A lot of software for Linux comes in a compressed .tar.gz or .tar.bz2 package, which is then extracted.
To decompress and untar a tar file, you use either
tar zxvf filename.tar.gz
tar jxvf filename.tar.bz2
depending on whether gzip or bzip2 is used. That should extract everything to a directory, which you can then look in to see how to install. If it's a source package, the next step is to look at the INSTALL file in the extracted directory.
Open the directory that was created when you ran that command, and see if there's an INSTALL file there. If so, follow the instructions there. Otherwise, look for a README file in that directory or installation notes on the site where you downloaded the file.
Easier than typing "./configure && make && make install"? That seems pretty easy to me. But better in terms of how you keep track of packages on your system, probably yes.
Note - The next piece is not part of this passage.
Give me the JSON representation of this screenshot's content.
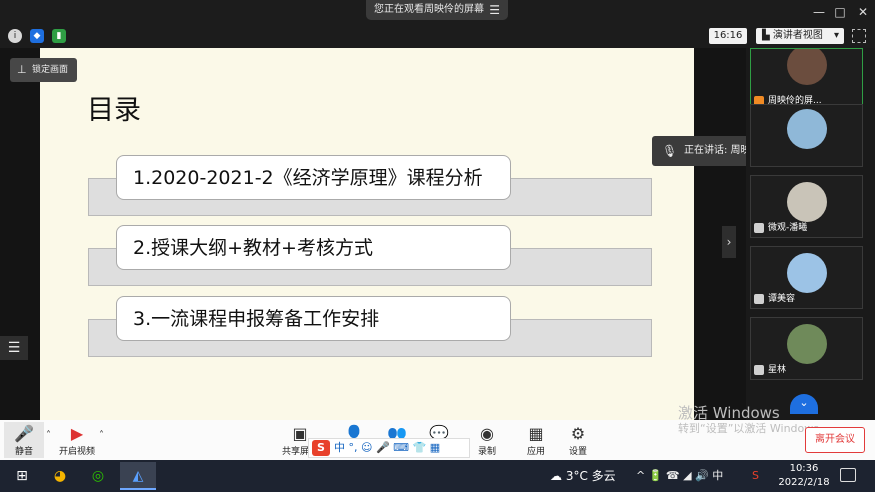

In my experience it goes more like:
# cross fingers && wait for 10 minutes
# install correct kernel-headers
# hope I enabled the right features in ./configure and the thing actually works
Ok, I went and got that package, and untarred it. The thing you are looking for is in the directory that tar made, in the file called README. It gives detailed instructions on how to install the package. What you have here is a copy of all the files that the guy who wrote MPlayer wrote. None of it is compiled into working software. The process described in README is for compiling the files into a working binary system.
MPlayer can be tricky to install this way, and I admire your efforts to get it working. It would be much easier to use a pre-compiled package made for Mandrake 9.1. In that case it is just a matter of downloading the MPlayer
RPM file, opening the Package Manager in KDE, and selecting the package. It will install it without having to compile it (it is already compiled). There is a copy of this rpm on the install CD's you used to install Mandrake, but it is not going to be this latest version.
Mandrake 9.1 is quite old by Linux standards. I had it on my server for a year or more. Mandrake does nnot exist anymore; they were bought by Conectiva, and are called Mandriva now.
Is there a reason that the old version of MPlayer will not do what you want it to do?